Pour un support en aluminium de 4 mm, la géométrie du foret et l’évacuation des copeaux prennent davantage d’importance. Un foret propre et correctement lubrifié évitera que l’aluminium ne se soude aux arêtes.
Le coût réel : acheter moins, mais mieux
Le prix d’un foret ne représente qu’une petite partie du coût total. Il faut aussi intégrer le temps de réglage, les pièces rebutées, les arrêts de production et les risques de casse.
Un coffret universel bon marché peut être pertinent pour des travaux ponctuels. Pour une utilisation régulière, mieux vaut disposer de quelques gammes cohérentes :
- des forets HSS de qualité pour les aciers courants ;
- des forets cobalt pour l’inox et les matériaux difficiles ;
- des forets bois adaptés aux diamètres réellement utilisés ;
- des forets béton compatibles avec la machine disponible ;
- un ou deux forets étagés pour les tôles et les travaux d’installation.

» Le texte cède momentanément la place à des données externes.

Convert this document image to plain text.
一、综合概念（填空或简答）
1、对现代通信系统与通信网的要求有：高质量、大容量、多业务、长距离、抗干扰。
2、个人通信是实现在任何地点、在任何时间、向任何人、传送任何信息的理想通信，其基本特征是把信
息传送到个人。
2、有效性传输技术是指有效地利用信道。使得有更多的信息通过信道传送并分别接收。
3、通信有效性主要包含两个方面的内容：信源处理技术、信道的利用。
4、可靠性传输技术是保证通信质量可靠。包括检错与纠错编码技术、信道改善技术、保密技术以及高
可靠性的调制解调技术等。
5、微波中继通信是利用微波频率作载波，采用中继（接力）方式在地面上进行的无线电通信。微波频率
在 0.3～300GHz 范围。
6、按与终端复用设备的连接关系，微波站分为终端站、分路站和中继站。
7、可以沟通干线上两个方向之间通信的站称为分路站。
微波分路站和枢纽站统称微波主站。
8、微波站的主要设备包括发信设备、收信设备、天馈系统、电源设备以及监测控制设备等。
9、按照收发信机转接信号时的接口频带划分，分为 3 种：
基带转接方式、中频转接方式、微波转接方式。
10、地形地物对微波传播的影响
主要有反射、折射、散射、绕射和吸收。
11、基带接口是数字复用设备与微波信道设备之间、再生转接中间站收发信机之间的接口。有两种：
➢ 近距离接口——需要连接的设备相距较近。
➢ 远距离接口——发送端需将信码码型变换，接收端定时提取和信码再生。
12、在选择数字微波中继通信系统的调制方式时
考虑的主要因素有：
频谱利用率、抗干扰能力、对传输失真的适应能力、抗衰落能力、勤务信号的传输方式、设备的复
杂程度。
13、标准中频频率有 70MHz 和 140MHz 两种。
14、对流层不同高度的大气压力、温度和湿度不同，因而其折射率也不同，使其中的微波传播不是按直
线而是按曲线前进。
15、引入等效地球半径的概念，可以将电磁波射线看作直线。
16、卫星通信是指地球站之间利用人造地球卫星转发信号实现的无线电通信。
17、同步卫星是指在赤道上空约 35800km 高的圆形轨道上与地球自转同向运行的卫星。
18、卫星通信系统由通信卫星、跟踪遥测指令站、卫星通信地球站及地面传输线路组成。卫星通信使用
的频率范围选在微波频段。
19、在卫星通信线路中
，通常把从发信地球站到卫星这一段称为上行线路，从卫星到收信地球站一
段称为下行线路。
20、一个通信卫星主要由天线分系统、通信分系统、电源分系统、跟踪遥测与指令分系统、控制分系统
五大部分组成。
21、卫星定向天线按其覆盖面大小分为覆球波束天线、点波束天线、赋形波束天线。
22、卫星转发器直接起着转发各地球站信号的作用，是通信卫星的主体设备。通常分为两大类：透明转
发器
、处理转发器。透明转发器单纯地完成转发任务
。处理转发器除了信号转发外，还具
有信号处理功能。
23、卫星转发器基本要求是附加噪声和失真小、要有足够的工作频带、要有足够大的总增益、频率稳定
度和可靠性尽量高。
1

Il faut également vérifier l’état de l’affûtage. Un foret émoussé consomme plus d’énergie, chauffe davantage et produit un trou moins précis. Dans un atelier, un dispositif d’affûtage ou un service d’affûtage peut être rentable dès que les diamètres utilisés sont nombreux.
Le bon foret n’est donc pas nécessairement le plus cher ni le plus sophistiqué. C’est celui dont la géométrie correspond au matériau, au diamètre et à la machine. En prenant quelques secondes pour identifier ces paramètres, on gagne souvent plusieurs minutes de reprise. Et dans un atelier, c’est généralement là que se trouve la meilleure économie.